Volvemos así a los textos ya estudiados de Jn 14, 6-11; 5, 19; 10, 30; Mt 11, 29 y de Flp 2, 5-8 y de 1 Jn 4, 8-10.
7. ¿Podemos hablar de “humildad” en Dios?
Recapitulemos cuanto hemos intentado ofrecer en relación con nuestro conocimiento de Dios.
Primero, si nos situamos en el plano de la razón natural (de la teología natural y de la metafísica) diremos que nosotros, en virtud de la huella que la Causa primera pone en sus efectos, podemos atribuir a Dios las perfecciones puras que se dan en las cosas creadas de manera imperfecta y fragmentada. Con tal atribución no alcanzamos un concepto común a Dios y a las criaturas, puesto que −como insiste Tomás de Aquino− Dios no está comprendido en género alguno, sino que está más allá de todas las atribuciones que podamos pensar. En su absoluta simplicidad, Dios no es ya que posea tales perfecciones, sino que Él es esas perfecciones y de modo que escapa a nuestro conocer. Las atribuciones que le aplicamos no son, pues, unívocas, pues no pueden delimitar el ser de Dios: la Causa trasciende infinitamente sus efectos. Pero tampoco son equívocas, ya que hay cierta semejanza o proporción entre la Causa y sus efectos según la analogía, katà tèn analogian. En otras palabras, la analogía implica que la perfección existe “formalmente” en Dios, pero no sería verdadera si en su afirmación no incluimos la negación de toda imperfección (inherente al orden creado y, por tanto, a nuestro conocimiento).

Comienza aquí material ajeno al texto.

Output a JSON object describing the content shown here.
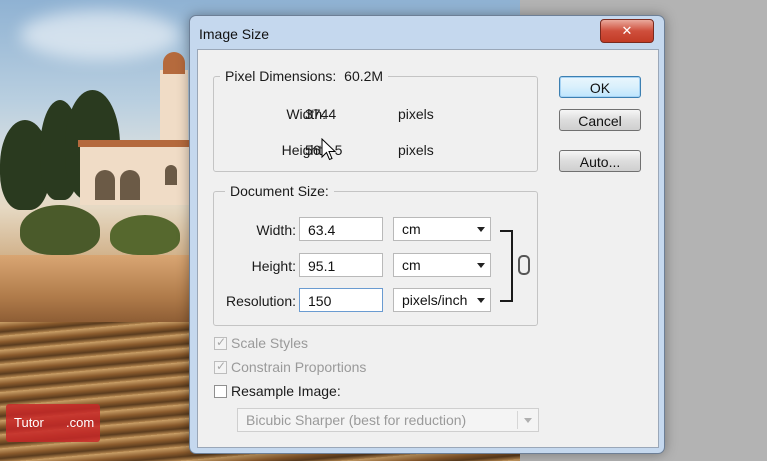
{
  "window": {
    "title": "Image Size",
    "close_glyph": "✕"
  },
  "pixel_dimensions": {
    "legend": "Pixel Dimensions:",
    "size": "60.2M",
    "width_label": "Width:",
    "width_value": "3744",
    "width_unit": "pixels",
    "height_label": "Height:",
    "height_value": "56",
    "height_value_tail": "5",
    "height_unit": "pixels"
  },
  "document_size": {
    "legend": "Document Size:",
    "width_label": "Width:",
    "width_value": "63.4",
    "width_unit": "cm",
    "height_label": "Height:",
    "height_value": "95.1",
    "height_unit": "cm",
    "resolution_label": "Resolution:",
    "resolution_value": "150",
    "resolution_unit": "pixels/inch"
  },
  "buttons": {
    "ok": "OK",
    "cancel": "Cancel",
    "auto": "Auto..."
  },
  "options": {
    "scale_styles": {
      "label": "Scale Styles",
      "checked": true,
      "enabled": false
    },
    "constrain_proportions": {
      "label": "Constrain Proportions",
      "checked": true,
      "enabled": false
    },
    "resample_image": {
      "label": "Resample Image:",
      "checked": false,
      "enabled": true
    },
    "resample_method": "Bicubic Sharper (best for reduction)"
  },
  "watermark": {
    "left": "Tutor",
    "right": ".com"
  },
  "icons": {
    "link": "chain-link-icon",
    "cursor": "mouse-pointer-icon"
  },
  "colors": {
    "dialog_frame": "#c5d8ee",
    "close_button": "#c8402a",
    "watermark": "#c82828"
  }
}
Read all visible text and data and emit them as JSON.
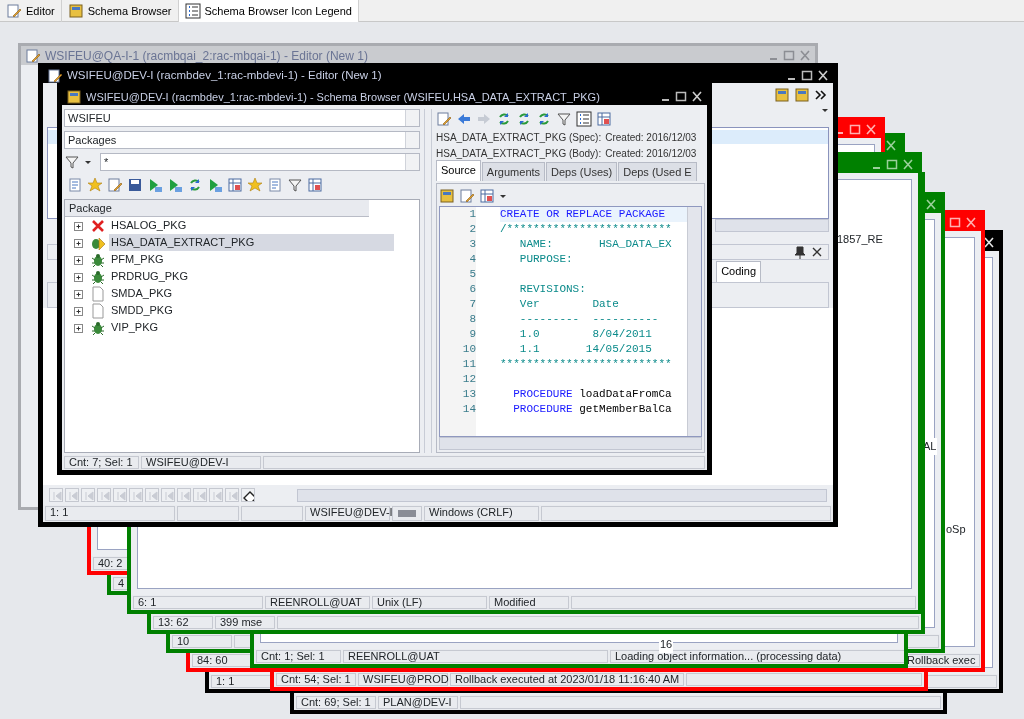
{
  "doc_tabs": [
    {
      "label": "Editor",
      "selected": false
    },
    {
      "label": "Schema Browser",
      "selected": false
    },
    {
      "label": "Schema Browser Icon Legend",
      "selected": true
    }
  ],
  "back_windows": [
    {
      "color": "#000000",
      "status": [
        "Cnt: 69; Sel: 1",
        "PLAN@DEV-I"
      ]
    },
    {
      "color": "#000000",
      "status": [
        "1:  1"
      ]
    },
    {
      "color": "#ff0000",
      "status": [
        "Cnt: 54; Sel: 1",
        "WSIFEU@PROD",
        "Rollback executed at 2023/01/18 11:16:40 AM"
      ]
    },
    {
      "color": "#ff0000",
      "status": [
        "84: 60",
        "Rollback exec"
      ],
      "fragments": [
        "oSp"
      ]
    },
    {
      "color": "#008000",
      "status": [
        "10"
      ],
      "fragments": [
        "AL"
      ]
    },
    {
      "color": "#008000",
      "status": [
        "Cnt: 1; Sel: 1",
        "REENROLL@UAT",
        "Loading object information... (processing data)"
      ],
      "fragments": [
        "16"
      ]
    },
    {
      "color": "#008000",
      "status": [
        "13: 62",
        "399 mse"
      ]
    },
    {
      "color": "#ff0000",
      "status": [
        "40: 2"
      ]
    },
    {
      "color": "#008000",
      "status": [
        "4"
      ]
    },
    {
      "color": "#008000",
      "status": [
        "6:  1",
        "REENROLL@UAT",
        "Unix (LF)",
        "Modified"
      ],
      "fragments": [
        "1857_RE"
      ]
    }
  ],
  "qa_editor": {
    "title": "WSIFEU@QA-I-1 (racmbqai_2:rac-mbqai-1) - Editor (New 1)"
  },
  "dev_editor": {
    "title": "WSIFEU@DEV-I (racmbdev_1:rac-mbdevi-1) - Editor (New 1)",
    "tab": "Coding",
    "status": [
      "1:  1",
      "WSIFEU@DEV-I",
      "Windows (CRLF)"
    ]
  },
  "schema_browser": {
    "title": "WSIFEU@DEV-I (racmbdev_1:rac-mbdevi-1) - Schema Browser (WSIFEU.HSA_DATA_EXTRACT_PKG)",
    "schema": "WSIFEU",
    "object_type": "Packages",
    "filter": "*",
    "tree_header": "Package",
    "packages": [
      {
        "name": "HSALOG_PKG",
        "kind": "invalid",
        "selected": false
      },
      {
        "name": "HSA_DATA_EXTRACT_PKG",
        "kind": "debug",
        "selected": true
      },
      {
        "name": "PFM_PKG",
        "kind": "bug",
        "selected": false
      },
      {
        "name": "PRDRUG_PKG",
        "kind": "bug",
        "selected": false
      },
      {
        "name": "SMDA_PKG",
        "kind": "plain",
        "selected": false
      },
      {
        "name": "SMDD_PKG",
        "kind": "plain",
        "selected": false
      },
      {
        "name": "VIP_PKG",
        "kind": "bug",
        "selected": false
      }
    ],
    "status": [
      "Cnt: 7; Sel: 1",
      "WSIFEU@DEV-I"
    ],
    "info": [
      {
        "object": "HSA_DATA_EXTRACT_PKG (Spec):",
        "created": "Created: 2016/12/03"
      },
      {
        "object": "HSA_DATA_EXTRACT_PKG (Body):",
        "created": "Created: 2016/12/03"
      }
    ],
    "tabs": [
      {
        "label": "Source",
        "selected": true
      },
      {
        "label": "Arguments",
        "selected": false
      },
      {
        "label": "Deps (Uses)",
        "selected": false
      },
      {
        "label": "Deps (Used E",
        "selected": false
      }
    ],
    "code": [
      {
        "no": "1",
        "segments": [
          {
            "text": "CREATE OR REPLACE PACKAGE",
            "kind": "keyword"
          }
        ]
      },
      {
        "no": "2",
        "segments": [
          {
            "text": "/*************************",
            "kind": "comment"
          }
        ]
      },
      {
        "no": "3",
        "segments": [
          {
            "text": "   NAME:       HSA_DATA_EX",
            "kind": "comment"
          }
        ]
      },
      {
        "no": "4",
        "segments": [
          {
            "text": "   PURPOSE:",
            "kind": "comment"
          }
        ]
      },
      {
        "no": "5"
      },
      {
        "no": "6",
        "segments": [
          {
            "text": "   REVISIONS:",
            "kind": "comment"
          }
        ]
      },
      {
        "no": "7",
        "segments": [
          {
            "text": "   Ver        Date",
            "kind": "comment"
          }
        ]
      },
      {
        "no": "8",
        "segments": [
          {
            "text": "   ---------  ----------",
            "kind": "comment"
          }
        ]
      },
      {
        "no": "9",
        "segments": [
          {
            "text": "   1.0        8/04/2011",
            "kind": "comment"
          }
        ]
      },
      {
        "no": "10",
        "segments": [
          {
            "text": "   1.1       14/05/2015",
            "kind": "comment"
          }
        ]
      },
      {
        "no": "11",
        "segments": [
          {
            "text": "**************************",
            "kind": "comment"
          }
        ]
      },
      {
        "no": "12"
      },
      {
        "no": "13",
        "segments": [
          {
            "text": "  PROCEDURE",
            "kind": "keyword"
          },
          {
            "text": " loadDataFromCa",
            "kind": "plain"
          }
        ]
      },
      {
        "no": "14",
        "segments": [
          {
            "text": "  PROCEDURE",
            "kind": "keyword"
          },
          {
            "text": " getMemberBalCa",
            "kind": "plain"
          }
        ]
      }
    ]
  }
}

Segundo, si nos situamos en el plano de la Revelación, es decir, de la Palabra que Dios nos dirige, las palabras que usa, tomadas de nuestro lenguaje, adquieren una “plusvalía” que enriquece el valor de nuestros conceptos, trascendiendo sus limitaciones, pero no oponiéndose a ellos (ya hemos aludido a que el concepto que tenemos de paternidad es el presupuesto de la palabra divina; pero cuando Dios se autorrevela como “padre” expresa en nuestro lenguaje un significado infinitamente más rico que el que tenía en nuestro concepto). Se establece así, por iniciativa divina, una más alta relación entre Dios y la criatura humana y nuestro lenguaje queda verdaderamente ennoblecido.
La cuestión es más clara cuando nos referimos a las perfecciones puras y cuando es Dios quien toma la iniciativa en su autorrevelación. Pero la dificultad se hace mucho mayor cuando somos nosotros los que tomamos la iniciativa atribuyendo a Dios perfecciones que vemos en la criatura, como es el caso de la virtud de la “humildad”.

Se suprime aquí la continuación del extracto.